De ahí en adelante, el “negocio” de la Guerra en el mundo ha sido imparable, animado por la codicia y las ganancias obscenas acumuladas por la industria armamentista, y toda la gama de empresas relacionadas que se benefician de los conflictos armados a través del planeta. Muy ilustrativo de cómo funciona el “negocio” es el ejemplo de la guerra de Afganistán, país asiático al cual los historiadores llaman “el cementerio de los imperios”. Luego de veinte años (2001-2021) y un costo astronómico humano y material, dicha guerra acaba de concluir con la derrota humillante y la retirada caótica de las fuerzas de ocupación de Estados Unidos, pero con toda la gama de sectores belicistas altamente beneficiados por la misma.

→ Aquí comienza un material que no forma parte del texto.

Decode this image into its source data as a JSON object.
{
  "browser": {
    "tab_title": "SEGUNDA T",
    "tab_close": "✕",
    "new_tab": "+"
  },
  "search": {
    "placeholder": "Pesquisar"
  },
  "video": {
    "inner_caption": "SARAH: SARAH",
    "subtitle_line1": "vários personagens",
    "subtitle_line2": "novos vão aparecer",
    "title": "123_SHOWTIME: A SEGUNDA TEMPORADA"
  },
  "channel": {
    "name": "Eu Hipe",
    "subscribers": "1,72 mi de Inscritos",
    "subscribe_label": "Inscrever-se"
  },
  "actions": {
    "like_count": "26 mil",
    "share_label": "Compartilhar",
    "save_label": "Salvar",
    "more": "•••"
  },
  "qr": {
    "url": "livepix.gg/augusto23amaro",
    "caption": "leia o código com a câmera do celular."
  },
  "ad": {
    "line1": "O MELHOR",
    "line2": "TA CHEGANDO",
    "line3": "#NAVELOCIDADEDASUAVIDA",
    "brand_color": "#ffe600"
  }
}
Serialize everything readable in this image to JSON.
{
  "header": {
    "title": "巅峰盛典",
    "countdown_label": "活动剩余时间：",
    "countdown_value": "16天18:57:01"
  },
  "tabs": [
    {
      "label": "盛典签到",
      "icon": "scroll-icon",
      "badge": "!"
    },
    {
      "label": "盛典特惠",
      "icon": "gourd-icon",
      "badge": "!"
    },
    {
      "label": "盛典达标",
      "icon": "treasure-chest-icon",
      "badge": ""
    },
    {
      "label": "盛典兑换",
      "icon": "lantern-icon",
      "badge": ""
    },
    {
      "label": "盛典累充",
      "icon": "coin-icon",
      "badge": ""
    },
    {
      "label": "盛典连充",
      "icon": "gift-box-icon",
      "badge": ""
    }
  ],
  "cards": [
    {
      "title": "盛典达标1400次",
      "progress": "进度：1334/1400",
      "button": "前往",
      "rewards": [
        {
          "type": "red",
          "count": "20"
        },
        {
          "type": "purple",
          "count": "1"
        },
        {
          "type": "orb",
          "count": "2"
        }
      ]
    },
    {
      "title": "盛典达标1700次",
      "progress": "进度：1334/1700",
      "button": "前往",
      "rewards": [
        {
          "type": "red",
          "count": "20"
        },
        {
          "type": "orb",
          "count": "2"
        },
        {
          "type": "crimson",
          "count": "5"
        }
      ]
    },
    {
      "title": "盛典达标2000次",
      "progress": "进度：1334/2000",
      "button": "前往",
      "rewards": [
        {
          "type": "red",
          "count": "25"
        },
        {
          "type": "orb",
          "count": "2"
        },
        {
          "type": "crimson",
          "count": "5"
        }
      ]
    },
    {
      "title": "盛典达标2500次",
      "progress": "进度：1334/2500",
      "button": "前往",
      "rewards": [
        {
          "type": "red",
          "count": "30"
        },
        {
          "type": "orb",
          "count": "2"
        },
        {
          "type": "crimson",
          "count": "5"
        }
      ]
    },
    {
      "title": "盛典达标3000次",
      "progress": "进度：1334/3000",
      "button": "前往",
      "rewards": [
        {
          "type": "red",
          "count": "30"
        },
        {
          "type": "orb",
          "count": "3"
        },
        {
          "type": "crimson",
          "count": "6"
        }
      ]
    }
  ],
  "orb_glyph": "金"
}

Un estudio realizado por el Watson Institute, afiliado a la prestigiosa Universidad de Brown, Rhode Island, precisa claramente los costos humanos y materiales de la guerra de Afganistán. El estudio, que contó con más de 30 economistas y expertos en política exterior y conflictos armados, establece que las apropiaciones del Congreso de Estados Unidos para la ocupación en Afganistán totalizan $ 2.261 trillones entre 2001-2021. Esto incluye $933 billones para las operaciones de la guerra y $443 billones para aumentos sobre dicho presupuesto base y contingencias del Departamento de Defensa, $59 billones para las operaciones del Departamento de Estado (embajada y otros), $296 billones para cuidados de salud y otros a los veteranos de la guerra y $530 millones para pagar intereses sobre los préstamos relativos a la guerra.

El estudio también estima en 241,000 personas la pérdida de vidas como resultado directo de la guerra. Este dato no incluye a las personas que murieron a causa de enfermedades, ni las muertes ocasionadas por la falta de acceso a alimentos, agua, hospitales y demás infraestructura, o cualquier otra consecuencia indirecta de la guerra. No debe sorprender que la población afgana desproporcionadamente haya llevado la peor parte. Los muertos de la población civil en sucesos relacionados a la guerra ascienden a 71,344 y, entre los soldados del llamado ejército afgano- reclutado y entrenado por Estados Unidos- y las diversas fuerzas de oposición a la ocupación se perdieron más de 150,000 vidas.

Ante los cómputos alucinantes de trillones de dólares gastados y cientos de miles de vidas perdidas, sobresale la dura realidad de que, durante estos veinte años, en Afganistán solo crecieron la pobreza generalizada de la población y la industria ilícita del opio que, como negocio floreciente, inunda los mercados de Europa para beneficio de los carteles de drogas. Desde comienzos de la ocupación, además, Estados Unidos destinó más de $144 mil millones a proyectos de infraestructura para la guerra. Este dinero se fue por la puerta giratoria de los contratistas privados- la mayoría de ellos estadounidenses- o de las organizaciones de mercenarios, o fueron destinados al “barril sin fondo” del reclutamiento y entrenamiento del llamado Ejército de Afganistán o a sostener la “apariencia de gobernanza” del fallido y corrupto gobierno afgano, cuyos oficiales fueron elegidos por Estados Unidos, y ahora también se fueron a la huida.

Mientras, la ocupación militar no deja una base de actividad económica, ni proyectos de desarrollo sostenible, ni mucho menos esperanza a un país devastado por la guerra, y principalmente poblado por gente joven. Luego de veinte años de ocupación, la economía formal de Afganistán sigue siendo una de las más pequeñas del mundo y el 90% de la población vive con el equivalente a solo $2 diarios. Queda una pobreza apabullante que, indudablemente, será el caldo de cultivo de nuevos conflictos que alimentarán al monstruo de la guerra, y generarán nuevas ganancias a los mercaderes que viven de este lucrativo “negocio”.